Je suis conscient que mon discours n’est pas forcément neuf. Mais si l’on entend souvent des patrons se plaindre, il s’agit le plus souvent de patrons de grandes entreprises. J’avais envie de faire entendre la voix d’un patron de PME, et de traiter de sujets sérieux de façon un peu différente : avec légèreté, humour et même, optimisme ! J’espère qu’un certain nombre d’entre eux se reconnaîtront dans mon récit.
Au départ, je voulais montrer comment nous avions réussi à sauver notre entreprise qui était au bord du dépôt de bilan il y a un peu plus de quatre ans et puis, ayant pris la direction de Com’Presse il y a 2 ans et demi, j’ai eu envie de raconter mon quotidien et de présenter les valeurs auxquelles je crois et que j’essaye d’appliquer dans mon entreprise.
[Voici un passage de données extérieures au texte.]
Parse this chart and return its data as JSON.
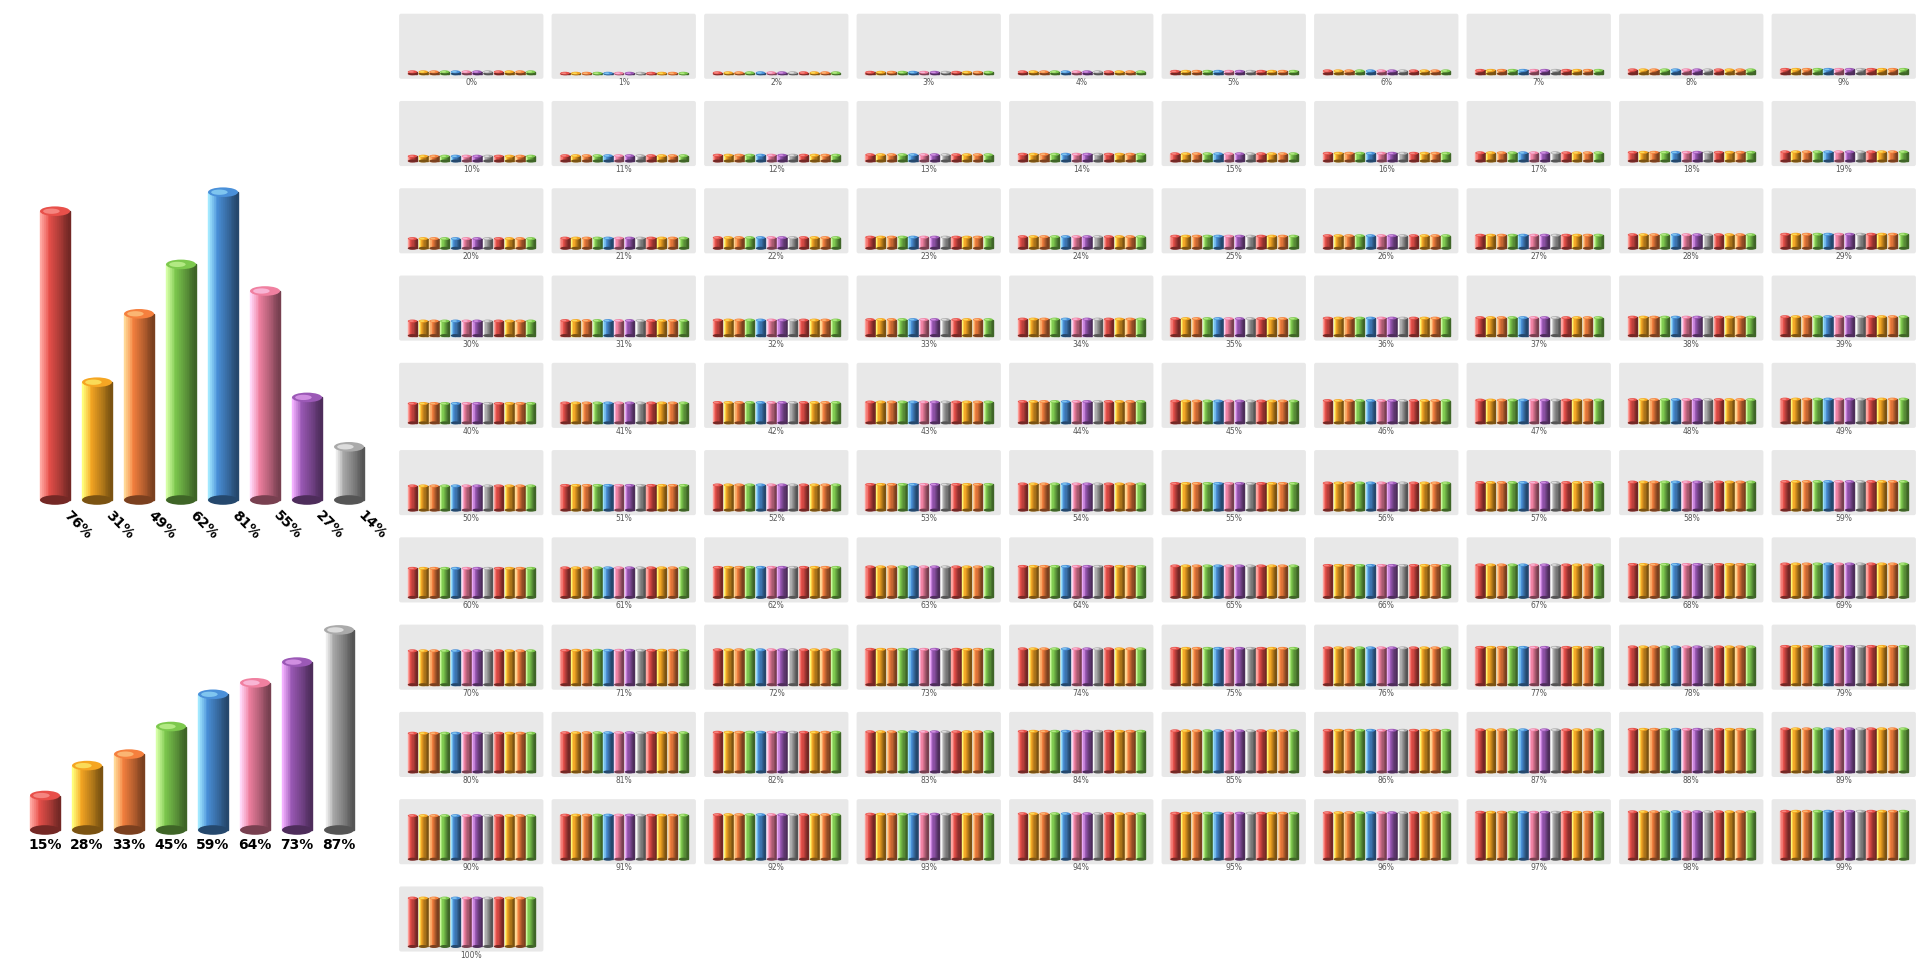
{
  "top_bars": {
    "values": [
      76,
      31,
      49,
      62,
      81,
      55,
      27,
      14
    ],
    "colors": [
      "#E8504A",
      "#F5A623",
      "#F5803E",
      "#7DC94E",
      "#4A90D9",
      "#F080A0",
      "#9B59B6",
      "#AAAAAA"
    ],
    "labels": [
      "76%",
      "31%",
      "49%",
      "62%",
      "81%",
      "55%",
      "27%",
      "14%"
    ]
  },
  "bottom_bars": {
    "values": [
      15,
      28,
      33,
      45,
      59,
      64,
      73,
      87
    ],
    "colors": [
      "#E8504A",
      "#F5A623",
      "#F5803E",
      "#7DC94E",
      "#4A90D9",
      "#F080A0",
      "#9B59B6",
      "#AAAAAA"
    ],
    "labels": [
      "15%",
      "28%",
      "33%",
      "45%",
      "59%",
      "64%",
      "73%",
      "87%"
    ]
  },
  "mini_colors": [
    "#E8504A",
    "#F5A623",
    "#F5803E",
    "#7DC94E",
    "#4A90D9",
    "#F080A0",
    "#9B59B6",
    "#AAAAAA",
    "#E8504A",
    "#F5A623",
    "#F5803E",
    "#7DC94E"
  ],
  "bg_color": "#FFFFFF",
  "label_color": "#555555"
}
A travers des anecdotes, vous révélez un certain nombre de dysfonctionnements dans différents domaines : les banques, les aides et dispositifs en faveur des entreprises, l’URSSAF, le recrutement, la médecine du travail, les appels d’offre publics obligatoires mais joués d’avance, etc.
J’ai voulu montrer par l’exemple ce qui ne marchait pas vraiment. Concernant le recrutement des jeunes, mais cela est également vrai pour les moins jeunes, le fait est que 80 à 90% des candidats que nous recevons n’ont pas préparé l’entretien, sans compter les fautes d’orthographe dans leur lettre de motivation. Je comprends très bien que l’on puisse être stressé, sous pression lors d’un entretien d’embauche, mais il ne s’agit pas que de cela. Pourtant, il n’est pas très compliqué de se renseigner sur notre entreprise, en consultant notre site par exemple, de faire relire sa lettre avant de l’envoyer ou encore d’éviter d’indiquer « Madame » alors que le mail indique Julien@….Cela me semble quand même le minimum ! De façon plus générale, j’estime que les jeunes sont insuffisamment préparés à la réalité du monde de l’entreprise et à ses exigences.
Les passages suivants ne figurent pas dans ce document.